I attended my 2nd Princeton Reunions last weekend, and like last year, I’m experiencing a poignant bout of reflection that I think will be best expressed and cultivated through a blog post.
This year, I was struck with a thought during the annual fireworks display. As Journey’s beloved anthem Don’t Stop Believing was thundering over the outdoor sound system, I realized how much the song embodies the ethos of Princeton alumni. This is most obvious when alum return every year for Reunions and re-immerse themselves in a frenzied whirlwind of orange and black—with slurred, beer-laced nostalgia never in short supply.
I’m going to venture a guess here and claim that for many alumni, Reunions indeed proves to be a “streetlight” in an otherwise chaotic, stressful year. Regardless if an alum graduated last year or 30 years ago, there is always release and relief during Reunions. Using Journey’s imagery from Don’t Stop Believing, Princeton alum are “streetlight people” insofar as they hunger for the light and connection they feel when they return to their alma mater each year.

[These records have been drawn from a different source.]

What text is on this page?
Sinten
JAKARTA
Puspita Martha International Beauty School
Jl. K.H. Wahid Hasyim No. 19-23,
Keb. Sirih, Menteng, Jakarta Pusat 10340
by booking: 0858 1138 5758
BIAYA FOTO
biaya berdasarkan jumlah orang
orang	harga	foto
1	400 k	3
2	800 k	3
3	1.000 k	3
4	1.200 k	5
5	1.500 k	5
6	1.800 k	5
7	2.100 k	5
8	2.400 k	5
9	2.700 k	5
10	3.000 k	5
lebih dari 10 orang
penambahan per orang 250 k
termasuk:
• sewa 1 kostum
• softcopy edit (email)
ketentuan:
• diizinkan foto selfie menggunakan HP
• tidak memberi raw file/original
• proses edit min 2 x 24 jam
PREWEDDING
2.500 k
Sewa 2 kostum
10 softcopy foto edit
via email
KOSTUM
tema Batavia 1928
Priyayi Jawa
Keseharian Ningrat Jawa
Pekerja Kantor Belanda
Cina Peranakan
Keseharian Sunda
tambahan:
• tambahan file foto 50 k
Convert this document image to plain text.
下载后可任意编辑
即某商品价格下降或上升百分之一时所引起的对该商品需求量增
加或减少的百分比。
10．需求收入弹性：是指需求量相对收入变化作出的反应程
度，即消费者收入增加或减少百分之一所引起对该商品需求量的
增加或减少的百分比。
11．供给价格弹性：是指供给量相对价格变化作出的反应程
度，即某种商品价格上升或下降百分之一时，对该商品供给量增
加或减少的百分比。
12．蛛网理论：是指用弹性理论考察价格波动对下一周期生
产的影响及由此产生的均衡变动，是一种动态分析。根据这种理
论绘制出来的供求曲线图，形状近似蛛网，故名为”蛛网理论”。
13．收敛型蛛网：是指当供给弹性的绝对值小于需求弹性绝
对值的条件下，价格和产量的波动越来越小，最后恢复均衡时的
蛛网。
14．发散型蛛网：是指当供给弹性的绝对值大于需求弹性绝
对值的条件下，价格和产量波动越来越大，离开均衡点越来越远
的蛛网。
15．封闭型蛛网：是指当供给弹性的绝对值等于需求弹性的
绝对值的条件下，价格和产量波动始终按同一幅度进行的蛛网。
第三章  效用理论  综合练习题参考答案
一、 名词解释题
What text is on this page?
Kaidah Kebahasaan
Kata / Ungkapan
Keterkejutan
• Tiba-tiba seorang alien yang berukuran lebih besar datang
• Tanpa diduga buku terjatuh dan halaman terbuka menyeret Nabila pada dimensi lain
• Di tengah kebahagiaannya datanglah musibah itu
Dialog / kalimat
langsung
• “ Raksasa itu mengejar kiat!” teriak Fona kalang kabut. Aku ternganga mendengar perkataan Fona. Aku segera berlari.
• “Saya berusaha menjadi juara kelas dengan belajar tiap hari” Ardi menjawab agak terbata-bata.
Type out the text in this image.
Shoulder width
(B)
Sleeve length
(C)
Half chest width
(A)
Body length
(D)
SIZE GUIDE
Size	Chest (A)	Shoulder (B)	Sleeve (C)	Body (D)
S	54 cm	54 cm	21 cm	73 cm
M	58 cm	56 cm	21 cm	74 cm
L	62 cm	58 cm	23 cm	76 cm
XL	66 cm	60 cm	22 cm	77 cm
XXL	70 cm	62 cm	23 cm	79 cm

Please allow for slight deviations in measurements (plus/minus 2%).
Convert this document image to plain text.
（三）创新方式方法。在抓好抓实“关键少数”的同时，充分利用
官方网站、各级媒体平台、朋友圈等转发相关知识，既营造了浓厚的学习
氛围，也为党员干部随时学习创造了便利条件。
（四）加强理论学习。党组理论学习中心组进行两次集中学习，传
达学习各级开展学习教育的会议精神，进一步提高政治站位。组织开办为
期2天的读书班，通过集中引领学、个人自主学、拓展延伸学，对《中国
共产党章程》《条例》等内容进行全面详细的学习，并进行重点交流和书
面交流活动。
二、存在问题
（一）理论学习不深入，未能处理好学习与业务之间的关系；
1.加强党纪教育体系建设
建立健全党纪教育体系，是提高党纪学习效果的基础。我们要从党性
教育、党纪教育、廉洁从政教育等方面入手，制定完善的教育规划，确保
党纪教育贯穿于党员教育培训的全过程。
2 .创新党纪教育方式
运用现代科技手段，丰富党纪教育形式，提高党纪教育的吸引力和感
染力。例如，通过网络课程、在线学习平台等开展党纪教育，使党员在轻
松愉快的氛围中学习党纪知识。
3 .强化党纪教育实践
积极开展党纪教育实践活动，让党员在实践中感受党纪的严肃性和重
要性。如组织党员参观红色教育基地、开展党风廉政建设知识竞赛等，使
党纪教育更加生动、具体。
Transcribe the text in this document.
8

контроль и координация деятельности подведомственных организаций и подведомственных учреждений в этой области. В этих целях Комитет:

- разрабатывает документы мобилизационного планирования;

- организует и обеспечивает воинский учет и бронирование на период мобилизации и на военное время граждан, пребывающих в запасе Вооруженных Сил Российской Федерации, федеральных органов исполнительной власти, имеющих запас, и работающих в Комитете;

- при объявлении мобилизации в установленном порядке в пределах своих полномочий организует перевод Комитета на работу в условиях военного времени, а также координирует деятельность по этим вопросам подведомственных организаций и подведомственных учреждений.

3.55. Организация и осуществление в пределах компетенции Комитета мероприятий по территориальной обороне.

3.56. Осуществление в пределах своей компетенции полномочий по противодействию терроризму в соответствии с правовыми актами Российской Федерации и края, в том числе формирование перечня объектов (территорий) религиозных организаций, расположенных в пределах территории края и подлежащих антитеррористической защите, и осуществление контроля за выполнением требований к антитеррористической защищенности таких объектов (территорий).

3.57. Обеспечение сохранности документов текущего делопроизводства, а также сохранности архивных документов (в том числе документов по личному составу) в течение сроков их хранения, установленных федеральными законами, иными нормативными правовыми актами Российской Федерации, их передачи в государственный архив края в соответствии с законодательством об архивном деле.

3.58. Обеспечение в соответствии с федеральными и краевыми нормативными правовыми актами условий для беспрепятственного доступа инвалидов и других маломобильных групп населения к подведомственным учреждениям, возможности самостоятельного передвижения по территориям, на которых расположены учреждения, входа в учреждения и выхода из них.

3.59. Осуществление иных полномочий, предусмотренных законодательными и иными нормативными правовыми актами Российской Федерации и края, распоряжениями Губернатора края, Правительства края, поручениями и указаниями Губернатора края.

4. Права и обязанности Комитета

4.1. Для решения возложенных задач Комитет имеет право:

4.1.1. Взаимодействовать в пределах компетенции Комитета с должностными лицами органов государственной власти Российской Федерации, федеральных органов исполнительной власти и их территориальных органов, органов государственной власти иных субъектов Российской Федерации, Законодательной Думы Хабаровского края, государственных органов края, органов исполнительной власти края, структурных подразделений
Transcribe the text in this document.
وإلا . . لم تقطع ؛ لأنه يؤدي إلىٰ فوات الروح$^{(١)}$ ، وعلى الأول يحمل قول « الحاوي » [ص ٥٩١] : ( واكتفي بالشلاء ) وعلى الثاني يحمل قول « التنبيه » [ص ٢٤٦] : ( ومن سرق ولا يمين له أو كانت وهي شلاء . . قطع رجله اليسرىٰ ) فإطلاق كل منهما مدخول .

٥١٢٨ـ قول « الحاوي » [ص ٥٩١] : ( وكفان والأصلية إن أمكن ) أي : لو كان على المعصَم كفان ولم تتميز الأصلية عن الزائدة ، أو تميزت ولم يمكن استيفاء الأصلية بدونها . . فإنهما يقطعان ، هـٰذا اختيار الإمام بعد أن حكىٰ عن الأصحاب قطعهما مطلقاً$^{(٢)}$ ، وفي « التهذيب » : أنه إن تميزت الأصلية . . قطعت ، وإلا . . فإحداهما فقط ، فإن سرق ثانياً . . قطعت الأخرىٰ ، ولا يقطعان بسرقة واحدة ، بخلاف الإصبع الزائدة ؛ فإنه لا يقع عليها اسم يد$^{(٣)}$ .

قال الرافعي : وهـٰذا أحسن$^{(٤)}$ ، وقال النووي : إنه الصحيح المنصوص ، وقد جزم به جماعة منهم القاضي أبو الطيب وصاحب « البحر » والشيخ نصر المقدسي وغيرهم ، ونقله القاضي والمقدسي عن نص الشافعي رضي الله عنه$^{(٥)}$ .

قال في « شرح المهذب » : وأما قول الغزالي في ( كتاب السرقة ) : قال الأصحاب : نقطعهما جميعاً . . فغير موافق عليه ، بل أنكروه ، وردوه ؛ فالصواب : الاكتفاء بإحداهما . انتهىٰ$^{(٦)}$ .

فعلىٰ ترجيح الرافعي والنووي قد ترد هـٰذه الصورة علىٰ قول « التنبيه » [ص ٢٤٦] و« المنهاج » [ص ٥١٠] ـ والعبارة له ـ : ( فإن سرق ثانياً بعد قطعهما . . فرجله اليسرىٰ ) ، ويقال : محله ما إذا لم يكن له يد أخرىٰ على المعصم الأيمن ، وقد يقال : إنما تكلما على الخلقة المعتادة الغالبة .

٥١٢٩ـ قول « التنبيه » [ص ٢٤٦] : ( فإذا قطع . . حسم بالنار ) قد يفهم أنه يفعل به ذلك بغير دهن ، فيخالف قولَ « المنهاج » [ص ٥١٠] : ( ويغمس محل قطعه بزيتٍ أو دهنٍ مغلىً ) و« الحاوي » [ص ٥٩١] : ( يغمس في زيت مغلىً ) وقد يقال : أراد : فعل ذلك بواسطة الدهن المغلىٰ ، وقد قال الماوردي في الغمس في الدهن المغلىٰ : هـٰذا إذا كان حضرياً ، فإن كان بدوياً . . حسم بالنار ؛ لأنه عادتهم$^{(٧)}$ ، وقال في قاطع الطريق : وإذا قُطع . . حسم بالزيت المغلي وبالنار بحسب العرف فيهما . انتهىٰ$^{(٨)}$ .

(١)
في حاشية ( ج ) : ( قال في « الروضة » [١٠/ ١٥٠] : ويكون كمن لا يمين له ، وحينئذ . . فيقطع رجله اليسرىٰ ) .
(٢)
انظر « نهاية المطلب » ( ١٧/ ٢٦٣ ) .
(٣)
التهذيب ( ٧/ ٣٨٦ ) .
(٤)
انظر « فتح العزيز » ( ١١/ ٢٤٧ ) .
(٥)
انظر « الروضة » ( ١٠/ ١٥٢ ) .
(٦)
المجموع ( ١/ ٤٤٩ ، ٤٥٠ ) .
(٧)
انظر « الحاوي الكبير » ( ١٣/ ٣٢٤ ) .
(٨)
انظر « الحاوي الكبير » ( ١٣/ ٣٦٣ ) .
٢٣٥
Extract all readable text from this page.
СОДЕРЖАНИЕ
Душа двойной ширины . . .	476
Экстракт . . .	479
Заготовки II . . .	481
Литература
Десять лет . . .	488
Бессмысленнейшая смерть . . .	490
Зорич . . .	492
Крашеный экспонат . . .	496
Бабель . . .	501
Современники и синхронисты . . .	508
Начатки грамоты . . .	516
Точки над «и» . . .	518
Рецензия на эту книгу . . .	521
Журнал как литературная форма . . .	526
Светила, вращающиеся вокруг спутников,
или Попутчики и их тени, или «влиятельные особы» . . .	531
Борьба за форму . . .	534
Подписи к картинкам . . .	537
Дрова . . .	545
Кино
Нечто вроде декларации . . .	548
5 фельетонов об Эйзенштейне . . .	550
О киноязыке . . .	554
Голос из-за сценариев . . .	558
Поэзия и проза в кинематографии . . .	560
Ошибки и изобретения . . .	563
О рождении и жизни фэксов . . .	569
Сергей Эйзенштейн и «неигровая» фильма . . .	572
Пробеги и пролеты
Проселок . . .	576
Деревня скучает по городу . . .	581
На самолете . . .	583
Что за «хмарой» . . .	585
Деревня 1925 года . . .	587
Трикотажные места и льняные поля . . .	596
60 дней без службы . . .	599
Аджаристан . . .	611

No matter how young or how old an alumnus/a may be, life outside the “Orange Bubble” the other 362 days of the year is rife with challenge, flux, and trials.
This is a foreign concept that’s hard to swallow when you’ve been bred by parents, teachers, and mentors you’re whole life that you are the master of your destiny, and that “nothing is impossible” if you “just work hard enough.” In this year’s Class Day address Brook Shields ’87 offered a sobering dose of realism when she warned graduating seniors that “You will no longer have a syllabus to follow, you will no longer have an adviser to consult…You may never be this protected again.”
David Brooks touched and expanded on this idea in a recent column. He argues against the conventional wisdom that life after college is all about “finding yourself.” In fact, Brooks seems to think that the reverse is true. The self is only found (i.e. developed) through lived experience, much of which includes uncertainty and hardship. Brooks underscores this idea when he claims that “Most people don’t form a self and then lead a life. They are called by a problem, and the self is constructed gradually by their calling.”
The rugged American individualist in me is a bit disturbed by this cosmic reversal of the advice that I’ve repeatedly received and tried to apply so far in my life. But I think there is something extremely valuable here to learn. I will take a stab at it and say that life is a complex tangle of tremendous joys and unbelievable soul-rending suffering. But there is an undeniable human yearning in each one of us to press on, to get back on the horse, to search for the “streetlights,” to “hold on to that feelin’.” There may be after all, a great Story into which we’re being written and weaved. If that’s the case, I guess that we’re all “streetlight people” who may be lucky enough to see a day when there won’t be any need for streetlights anymore.